Many different human cell lines, including both normal and cancer cells, appear to converge to a state that contains an unusual number of chromosomes when they are grown in culture.
In many organisms, sex is determined by chromosomes. In humans and other animals, for example, females possess two X chromosomes, whereas males have one X and one Y chromosome. This means that females can have two copies of some of the genes that are found on the X chromosome, whereas males have only one copy of these genes. Humans also contain 22 pairs of other chromosomes, known as autosomes, and it is thought that the X and Y chromosomes evolved from these (Bachtrog, 2013; Charlesworth, 1991).
Various organisms have evolved different strategies to cope with the potential dosage imbalance between X and autosomal genes. For example, many female mammals – including humans – deactivate one of their X chromosomes, while some worms down-regulate both X chromosomes (Bachtrog et al., 2014). Some male insects and lizards, on the other hand, are known to up-regulate their X chromosome (Marin et al., 2017). Each of these strategies increases the chances of survival at the level of individuals and species, but is the same true at the level of cells? Now, in eLife, Chung-I Wu, Xuemie Lu and co-workers – including Jin Xu, Xinxin Peng and Yuxin Chen as joint first authors – report that this might not be the case (Xu et al., 2017).

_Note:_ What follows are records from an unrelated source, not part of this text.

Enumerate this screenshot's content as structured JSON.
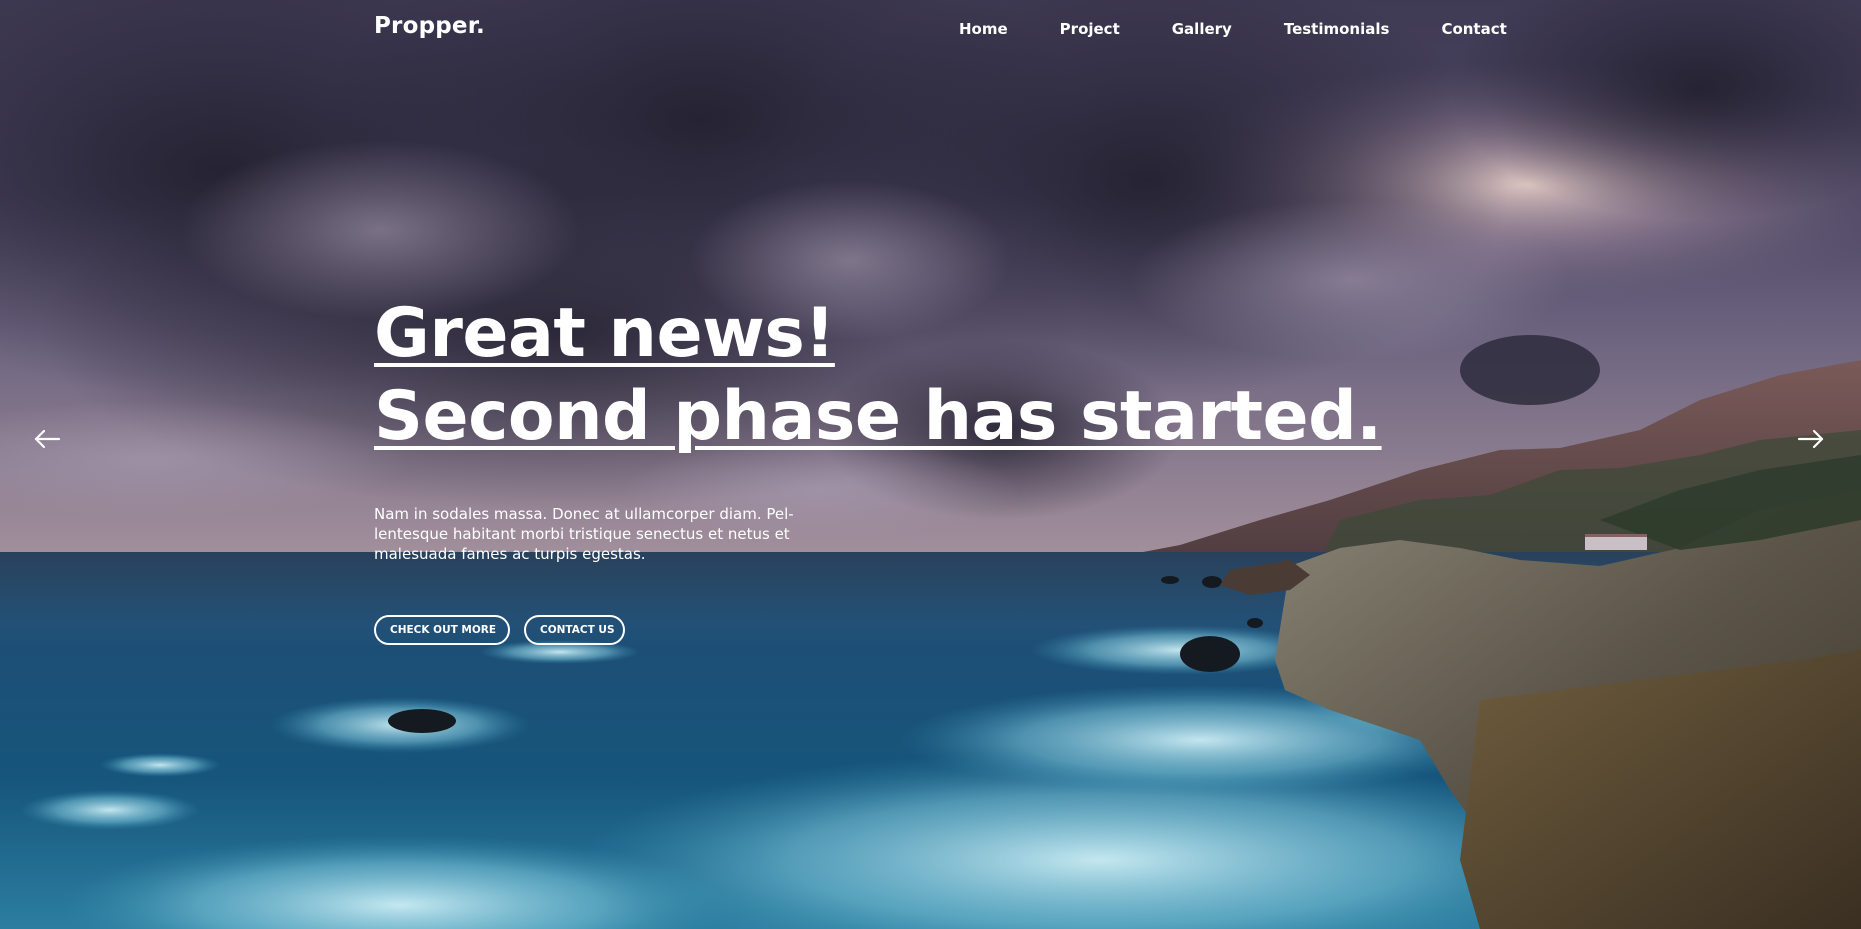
{
  "brand": {
    "logo": "Propper."
  },
  "nav": {
    "items": [
      {
        "label": "Home"
      },
      {
        "label": "Project"
      },
      {
        "label": "Gallery"
      },
      {
        "label": "Testimonials"
      },
      {
        "label": "Contact"
      }
    ]
  },
  "hero": {
    "headline_line1": "Great news!",
    "headline_line2": "Second phase has started.",
    "lead_line1": "Nam in sodales massa. Donec at ullamcorper diam. Pel-",
    "lead_line2": "lentesque habitant morbi tristique senectus et netus et",
    "lead_line3": "malesuada fames ac turpis egestas.",
    "cta_primary": "CHECK OUT MORE",
    "cta_secondary": "CONTACT US",
    "prev_icon": "arrow-left-icon",
    "next_icon": "arrow-right-icon"
  },
  "colors": {
    "text": "#ffffff",
    "sky_dark": "#2e2c40",
    "sky_light": "#8d7f98",
    "sea_deep": "#0f3a5c",
    "sea_foam": "#9fd6e6",
    "cliff": "#5a4a3c"
  }
}
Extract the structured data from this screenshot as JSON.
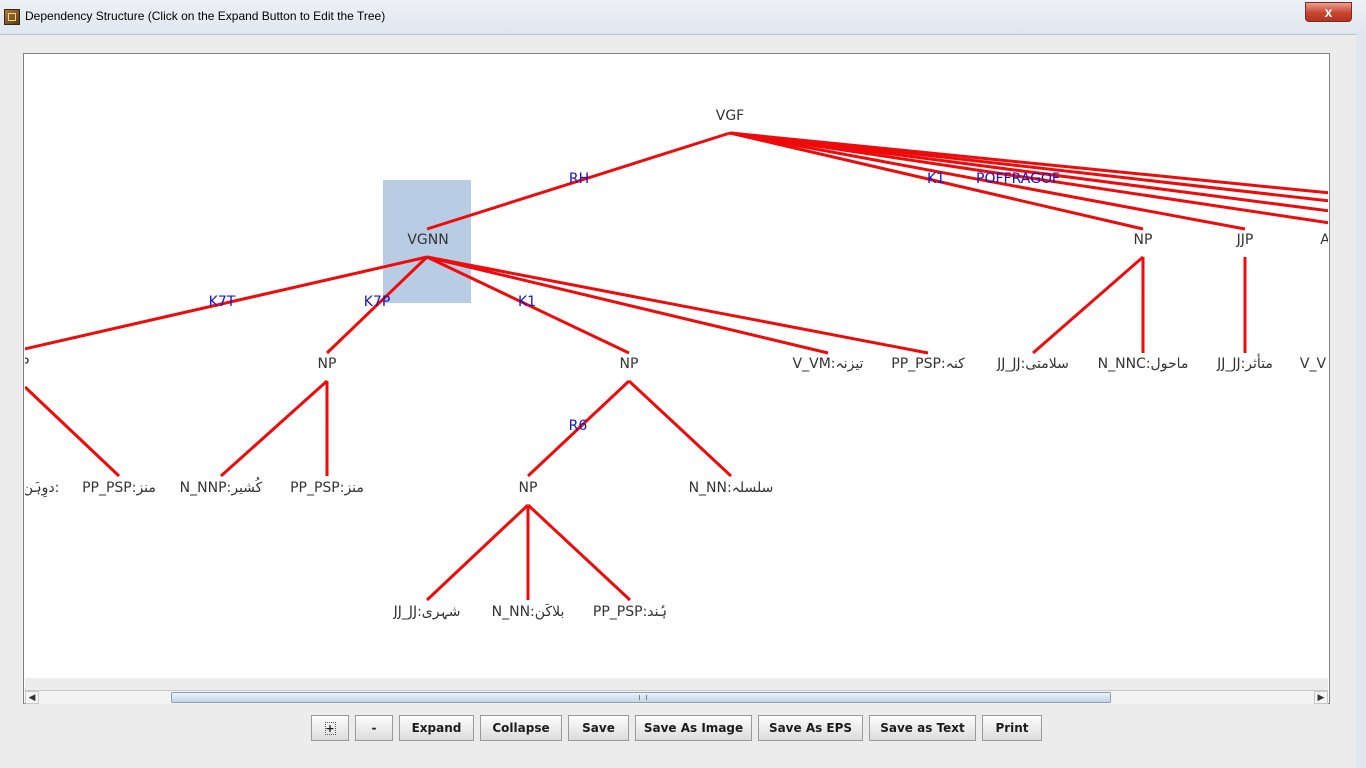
{
  "window": {
    "title": "Dependency Structure (Click on the Expand Button to Edit the Tree)",
    "close_label": "x"
  },
  "tree": {
    "nodes": [
      {
        "id": "vgf",
        "label": "VGF"
      },
      {
        "id": "vgnn",
        "label": "VGNN"
      },
      {
        "id": "np_right",
        "label": "NP"
      },
      {
        "id": "jjp",
        "label": "JJP"
      },
      {
        "id": "cut_a",
        "label": "A"
      },
      {
        "id": "cut_p",
        "label": "P"
      },
      {
        "id": "np_k7p",
        "label": "NP"
      },
      {
        "id": "np_k1",
        "label": "NP"
      },
      {
        "id": "v_vm",
        "label": "V_VM:تیزنہ"
      },
      {
        "id": "pp_psp_top",
        "label": "PP_PSP:کنہ"
      },
      {
        "id": "jj_salamti",
        "label": "JJ_JJ:سلامتی"
      },
      {
        "id": "n_nnc_mahol",
        "label": "N_NNC:ماحول"
      },
      {
        "id": "jj_mutasir",
        "label": "JJ_JJ:متأثر"
      },
      {
        "id": "v_v_cut",
        "label": "V_V"
      },
      {
        "id": "cut_duwan",
        "label": "دوِہَن:"
      },
      {
        "id": "pp_psp_1",
        "label": "PP_PSP:منز"
      },
      {
        "id": "n_nnp_kashir",
        "label": "N_NNP:کُشیر"
      },
      {
        "id": "pp_psp_2",
        "label": "PP_PSP:منز"
      },
      {
        "id": "np_inner",
        "label": "NP"
      },
      {
        "id": "n_nn_silsilah",
        "label": "N_NN:سلسلہ"
      },
      {
        "id": "jj_shahri",
        "label": "JJ_JJ:شہری"
      },
      {
        "id": "n_nn_balakan",
        "label": "N_NN:بلاکَن"
      },
      {
        "id": "pp_psp_hund",
        "label": "PP_PSP:ہُند"
      }
    ],
    "edge_labels": [
      {
        "id": "rh",
        "label": "RH"
      },
      {
        "id": "k1_top",
        "label": "K1"
      },
      {
        "id": "pof",
        "label": "POFFRAGOF"
      },
      {
        "id": "k7t",
        "label": "K7T"
      },
      {
        "id": "k7p",
        "label": "K7P"
      },
      {
        "id": "k1_mid",
        "label": "K1"
      },
      {
        "id": "r6",
        "label": "R6"
      }
    ],
    "colors": {
      "edge": "#ee0b0b",
      "edge_label": "#1414c8",
      "node_text": "#333333",
      "selection": "#b8cde3",
      "background": "#ffffff"
    },
    "selected_node": "VGNN"
  },
  "toolbar": {
    "plus": "+",
    "minus": "-",
    "expand": "Expand",
    "collapse": "Collapse",
    "save": "Save",
    "save_image": "Save As Image",
    "save_eps": "Save As EPS",
    "save_text": "Save as Text",
    "print": "Print"
  },
  "scrollbar": {
    "left_arrow_icon": "◀",
    "right_arrow_icon": "▶"
  }
}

Xu et al. used a technique called SNP genotyping to count the number of autosomes and sex chromosomes in 620 human cell lines derived from normal or cancerous cells that had been grown in the laboratory for varying amounts of time. Normal cells cannot be grown in culture for long periods of time before undergoing senescence, so they must undergo some form of transformation (such as infection with the Epstein-Barr virus) to immortalize them. SNP genotyping can also measure genetic variation by detecting if a cell is homozygous (that is, if the alleles at a given locus are the same) or heterozygous (that is, if the alleles are different). The results showed that, over time, both male and female cells changed into a ‘de-sexualized state’: male cells lost their Y chromosome, while females lost their inactive X chromosome, leaving both with just one X chromosome. However, following the establishment of this de-sexualized state, many of the male and female cells acquired a duplicate of their X chromosome, which resulted in a state with two active X chromosomes (Figure 1).

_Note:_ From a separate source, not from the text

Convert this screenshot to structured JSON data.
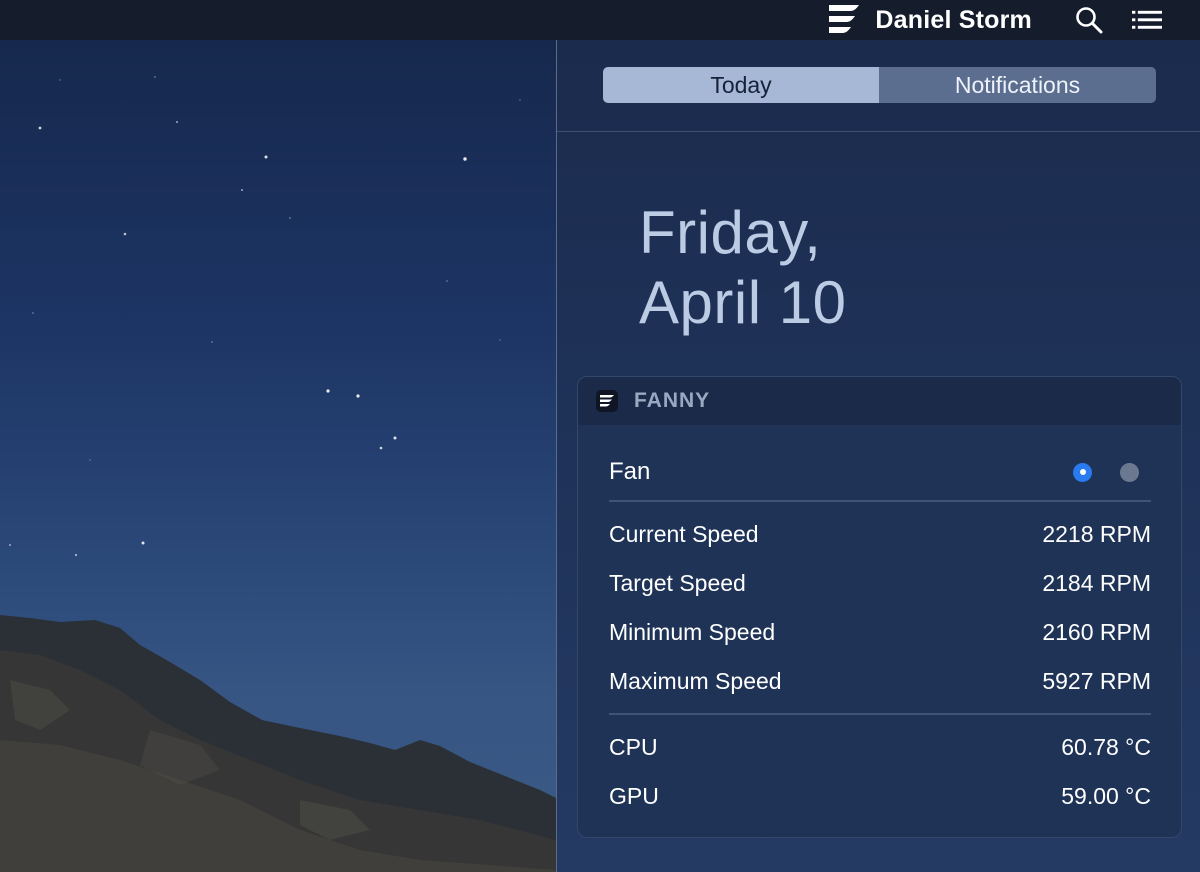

Xu et al. – who are based at institutions in Guangzhou, Beijing, Houston, Stanford and Chicago – then turned their attention to the autosomes and discovered that the cell lines tried to maintain an equal number of all autosomes: in other words, cells tried to have two copies of every autosomal chromosome (an A=2 state) or three copies (A=3). Cells generally evolved from a state with two copies of each autosomal chromosome and two sex chromosomes, to the de-sexualized state which has just one X chromosome and a X:A ratio of 1:2, into a state with a duplicated X chromosome (that is, X:A=2:2) and then, on other occasions, a state in which there are two X chromosomes and three copies of every autosomal chromosome (X:A=2:3; see Figure 1).
As expected the most common X:A ratio was 1:2 but, somewhat surprisingly, X:A=2:3 was the second most common ratio. Xu et al. then modeled their system and found, again to their surprise, that the different ratios were predicted to have different fitness levels. Moreover, the cells were evolving towards a ratio of 2:3, irrespective of how long they had spent in the culture and whether they originally were normal or cancer cells. This probably happens to balance the expression of the genes on the duplicated X chromosomes and the genes on the autosomes.
Xu et al. suggest that the evolution towards a ratio of 2:3 may reflect these cells absolving themselves of some of the functions that cells need to perform in multicellular organisms (Merlo et al., 2006; Chen et al., 2015); for example, if they had remained part of a multicellular organism they would not have been able to jettison superfluous sex chromosomes. The work is particularly interesting because such a unicellular state might lead to the high rates of cell division that are characteristic of cancer.
Evidence for such convergent evolution in cancer cells is growing (Chen and He, 2016; Fortunato et al., 2017). So, just as cancer cells evolve to disobey the constraints of multicellular life (Merlo et al., 2006), the cells in a culture may undergo a form of reverse evolution to a unicellular state (Chen et al., 2015). However, the fact that both normal cells and cancerous cells follow similar rules leaves open the possibility that the preference for the 2:3 ratio is linked to culture conditions, or the transformation method used to immortalize the normal cells, rather than any evolution towards single-celled status.
Regardless of the exact nature of the adaptive challenge that resulted in so many cells displaying the 2:3 ratio, the results of Xu et al. are a great example of a new cellular adaptation that can be studied at the molecular level. These findings also emphasize that even though the X chromosome in human cells used to be an autosome less than 250 million years ago (Graves, 2016), its status in cellular adaptation is distinct from autosomes, and of unique importance to the viability of cells.